FAQ  /  Tautan  /  Peta Situs
    18 10-2016

    2821

    Seribu Hari Penentu Masa Depan

    Kategori Kerja Nyata | mth

    Kisah nyata ini dialami oleh seorang ibu di Desa Sukatani, Kabupaten Purwakarta, Jawa Barat, pada bulan Maret 2016 lalu. Wanita yang kesehariannya mengais nafkah sebagai pemulung ini harus merelakan bayinya yang berusia lima bulan meninggal dunia. Balita yang diberi nama Ani ini sebelumnya mengalami gizi buruk dan pertumbuhan yang tidak normal. Kemiskinan menjadi faktor penyebabnya.

    Cerita menyedihkan ini hanya puncak gunung es yang tampak dari masalah gizi di Indonesia. Bagian gunung es yang tidak tampak tentu lebih besar, namun tak banyak yang peduli. Maklum, masalah gizi memang sering terabaikan dan tertutup oleh masalah lain yang dinilai lebih mendesak. Padahal asupan gizi yang buruk di masa balita akan sangat berpengaruh terhadap kecerdasan anak bangsa di masa datang.

    Riset Kesehatan Dasar Kementerian Kesehatan RI tahun 2013 menyebutkan, 10,2% bayi di Indonesia lahir dengan berat badan rendah kurang dari 200 gram. Sebanyak 19,6% balita lainnya memiliki berat badan yang tidak sesuai dengan usianya (gizi buruk). Sementara 37,2% balita memiliki tinggi badan yang tidak sesuai dengan usianya (stunting/pendek). Jika setiap tahun lahir sekitar lima juta bayi di Indonesia, bisa dibayangkan betapa banyak balita yang mengalami permasalahan gizi di Indonesia.

    Tumbuh kembang anak di 1.000 hari pertama kehidupan masih menjadi masalah serius di Indonesia. Sebagaimana dinyatakan Badan Kesehatan Dunia (WHO), bila di suatu negara terdapat lebih 20% kasus balita gizi kurang dan atau lebih 30% balita pendek, maka masyarakat di negara tersebut dipastikan menghadapi masalah kesehatan yang serius. Merujuk angka tersebut, Indonesia masih berada di zona kuning.

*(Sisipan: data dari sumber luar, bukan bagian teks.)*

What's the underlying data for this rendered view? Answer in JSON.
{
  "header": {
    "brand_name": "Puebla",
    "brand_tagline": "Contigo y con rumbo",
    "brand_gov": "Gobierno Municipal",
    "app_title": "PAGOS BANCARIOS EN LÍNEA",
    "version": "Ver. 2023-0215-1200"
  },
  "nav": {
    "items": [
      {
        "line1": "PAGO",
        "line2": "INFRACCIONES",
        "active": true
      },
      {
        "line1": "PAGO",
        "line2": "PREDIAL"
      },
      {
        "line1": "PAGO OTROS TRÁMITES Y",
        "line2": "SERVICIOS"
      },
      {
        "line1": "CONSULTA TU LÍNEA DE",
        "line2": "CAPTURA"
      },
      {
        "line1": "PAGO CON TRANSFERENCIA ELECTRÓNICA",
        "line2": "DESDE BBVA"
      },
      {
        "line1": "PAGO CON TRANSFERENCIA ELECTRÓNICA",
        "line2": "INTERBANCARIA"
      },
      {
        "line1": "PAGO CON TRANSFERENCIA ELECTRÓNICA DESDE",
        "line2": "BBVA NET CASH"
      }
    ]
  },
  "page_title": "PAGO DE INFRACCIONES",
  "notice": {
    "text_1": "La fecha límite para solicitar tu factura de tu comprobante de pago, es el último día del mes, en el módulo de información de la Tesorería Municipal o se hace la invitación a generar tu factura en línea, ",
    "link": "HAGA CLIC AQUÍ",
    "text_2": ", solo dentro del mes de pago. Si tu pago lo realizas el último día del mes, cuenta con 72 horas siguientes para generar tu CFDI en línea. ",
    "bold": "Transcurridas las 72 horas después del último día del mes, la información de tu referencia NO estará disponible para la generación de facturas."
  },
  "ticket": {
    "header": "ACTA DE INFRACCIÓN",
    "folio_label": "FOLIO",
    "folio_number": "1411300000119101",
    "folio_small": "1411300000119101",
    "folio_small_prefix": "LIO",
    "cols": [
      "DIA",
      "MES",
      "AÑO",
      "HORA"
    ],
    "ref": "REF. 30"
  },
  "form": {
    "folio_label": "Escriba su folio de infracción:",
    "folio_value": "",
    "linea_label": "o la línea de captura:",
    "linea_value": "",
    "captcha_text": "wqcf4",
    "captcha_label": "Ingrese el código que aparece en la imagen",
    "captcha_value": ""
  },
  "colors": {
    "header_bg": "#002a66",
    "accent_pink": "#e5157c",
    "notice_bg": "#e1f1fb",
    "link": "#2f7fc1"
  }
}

    Memutus Lingkaran Setan
    Harus diakui masih ada lingkaran setan permasalahan gizi di Indonesia. Rendahnya tingkat pendidikan dan kemiskinan sering dituding sebagai penyebab, yang berakibat pada ketidaktahuan dan ketidakmampuan keluarga menyediakan makanan bergizi bagi anak-anaknya. Asupan gizi yang tidak memadai menciptakan generasi yang lemah dari sisi kecerdasan. Pada akhirnya, generasi yang tidak cerdas ini tidak mampu bersaing dalam kehidupan dan tumbuh menjadi kelompok masyarakat miskin baru.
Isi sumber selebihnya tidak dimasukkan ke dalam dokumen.